E’ vero, facciamo le stesse strade di quelli in macchina, di quelli con gli scooter e di quelli con le moto da sparo, ma non e’ la stessa cosa. I primi sono solo dei rancorosi tumulati dentro guscetti a 4 ruote. Sono l’evoluzione delle carrozze, sono eredita’ del 900 futurista, sono mezzi meccanici figli di un’altra era che ormai fanno zang-tum-tum solo in fila sulle tangenziali. I secondi sono gli stessi automobilisti che escono dal guscetto per salire sui piu’ efficienti mezzi di mobilita’ a due ruote. Utilizzatori inconsapevoli che trovi il venerdi sulla Milano-Genova a 120 km/h con caschetto da motoaperitivista, maglietta, bermuda e fidanzata a seguito con le infradito.

A 120… In infradito… Che dio glie la mandi sempre buona. I terzi sono motociclisti troppo occupati ad abbattere qualsiasi record sul giro e a scoprire il punto di corda di ogni curva per trovare il tempo di apprezzare il mondo.

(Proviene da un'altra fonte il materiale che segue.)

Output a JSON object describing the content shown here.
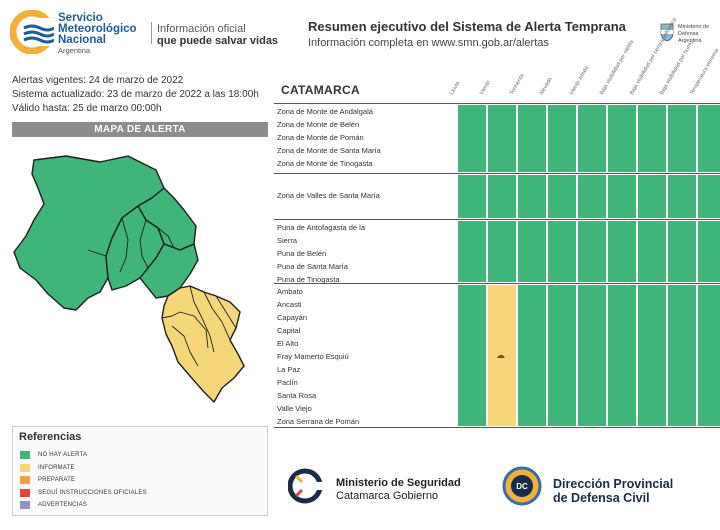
{
  "header": {
    "org_line1": "Servicio",
    "org_line2": "Meteorológico",
    "org_line3": "Nacional",
    "org_country": "Argentina",
    "slogan_line1": "Información oficial",
    "slogan_line2": "que puede salvar vidas",
    "summary_title": "Resumen ejecutivo del Sistema de Alerta Temprana",
    "summary_subtitle": "Información completa en www.smn.gob.ar/alertas",
    "ministry_text": "Ministerio de Defensa Argentina",
    "shield_icon": "argentina-shield-icon"
  },
  "info": {
    "alerts_valid": "Alertas vigentes: 24 de marzo de 2022",
    "system_updated": "Sistema actualizado: 23 de marzo de 2022 a las 18:00h",
    "valid_until": "Válido hasta: 25 de marzo 00:00h"
  },
  "map": {
    "title": "MAPA DE ALERTA"
  },
  "legend": {
    "title": "Referencias",
    "items": [
      {
        "label": "NO HAY ALERTA",
        "color": "#3fb57a"
      },
      {
        "label": "INFORMATE",
        "color": "#f5d77a"
      },
      {
        "label": "PREPARATE",
        "color": "#f0a044"
      },
      {
        "label": "SEGUÍ INSTRUCCIONES OFICIALES",
        "color": "#e0463c"
      },
      {
        "label": "ADVERTENCIAS",
        "color": "#9b8fbd"
      }
    ]
  },
  "table": {
    "province": "CATAMARCA",
    "columns": [
      "Lluvia",
      "Viento",
      "Tormenta",
      "Nevada",
      "Viento zonda",
      "Baja visibilidad por niebla",
      "Baja visibilidad por ceniza volcánica",
      "Baja visibilidad por humo",
      "Temperatura extrema"
    ],
    "groups": [
      {
        "zones": [
          "Zona de Monte de Andalgalá",
          "Zona de Monte de Belén",
          "Zona de Monte de Pomán",
          "Zona de Monte de Santa María",
          "Zona de Monte de Tinogasta"
        ],
        "levels": [
          "none",
          "none",
          "none",
          "none",
          "none",
          "none",
          "none",
          "none",
          "none"
        ]
      },
      {
        "zones": [
          "Zona de Valles de Santa María"
        ],
        "levels": [
          "none",
          "none",
          "none",
          "none",
          "none",
          "none",
          "none",
          "none",
          "none"
        ]
      },
      {
        "zones": [
          "Puna de Antofagasta de la",
          "Sierra",
          "Puna de Belén",
          "Puna de Santa María",
          "Puna de Tinogasta"
        ],
        "levels": [
          "none",
          "none",
          "none",
          "none",
          "none",
          "none",
          "none",
          "none",
          "none"
        ]
      },
      {
        "zones": [
          "Ambato",
          "Ancasti",
          "Capayán",
          "Capital",
          "El Alto",
          "Fray Mamerto Esquiú",
          "La Paz",
          "Paclín",
          "Santa Rosa",
          "Valle Viejo",
          "Zona Serrana de Pomán"
        ],
        "levels": [
          "none",
          "yellow",
          "none",
          "none",
          "none",
          "none",
          "none",
          "none",
          "none"
        ],
        "icon_name": "thunderstorm-icon",
        "icon_column": 1
      }
    ],
    "colors": {
      "none": "#3fb57a",
      "yellow": "#f5d77a"
    }
  },
  "footer": {
    "security_line1": "Ministerio de Seguridad",
    "security_line2": "Catamarca Gobierno",
    "civil_line1": "Dirección Provincial",
    "civil_line2": "de Defensa Civil",
    "civil_badge": "DC"
  }
}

Noi invece siamo fortunati: noi abbiamo delle moto bellissime e piene di difetti.
La mia per esempio ha la manovrabilita’ del traghetto Genova-Olbia ed ha degli strumenti atti a rallentarne la velocita’, che qualche coraggioso si ostina a chiamare freni. Questo costringe me e chi prende le cose come me ad andare con calma, guardandosi intorno, scoprendo quel mondo che scorre ai bordi e che e’ pieno di piccole/grandi scoperte che ci riempiono di gioia e che sono poi le ragioni che alimentano la voglia di aprire il box, prendere la moto e andare. Andare a guardarsi intorno. Andare in mezzo al mondo per starci, per sporcarsi, per esserne parte.

Poco tempo fa con gli amici di una vita, autoproclamati #proudlyeuro0, siamo andati nel pavese a fare un giro sugli argini del Po. Non sono strade per scooteristi o per andare forte, sono solo strade per chi ha voglia di guardarsi intorno. Gli aironi alzano la testa incuriositi mentre passi sui terrapieni. Le curve a 90 gradi si susseguono a brevissima distanza dopo lunghissimi rettilinei. Sono strade strette ormai abbandonate dalle auto che preferiscono le piu’ veloci statali. Sono strade vuote che offrono una visuale speciale sulla pianura e i suoi campi, i suoi boschi di pioppi e betulle, i suoi campanili in lontananza. Non c’e’ niente e quel niente ti riempie di serenita’. Anzi no, una cosa c’e’: il rabattone.

Il rabattone e’ quel sole d’estate che nelle ore piu’ calde scende a picco e rimbalzando sui muri cerca di estinguere qualsiasi forma di vita. Quando arriva il rabattone tutti gli esseri viventi si rintanano in un posto fresco e aspettano, lasciando il campo alle eroiche cicale, che continuano imperterrite a frinire… e poi qualcuno ha il coraggio di accusarle di scarso impegno!
Insieme agli amici in moto a 60km/h e tutto il tempo di guardarsi intorno sugli argini del grande fiume. La pianura che ti circonda, la pianura che sai che ti sopravvivera’ e questo non ti spaventa anzi, ti fa stare bene.

Il rabattone che cerca di scogliere l’interno del tuo casco fino a renderlo un tutt’uno con il tuo cuoio capelluto. Il suono del motore, un grande bicilindrico che trasmette una vibrazione che grida “vita”. Voi andate pure forte per arrivare prima, che io mi accontento di andare cosi’. In Pace col mondo.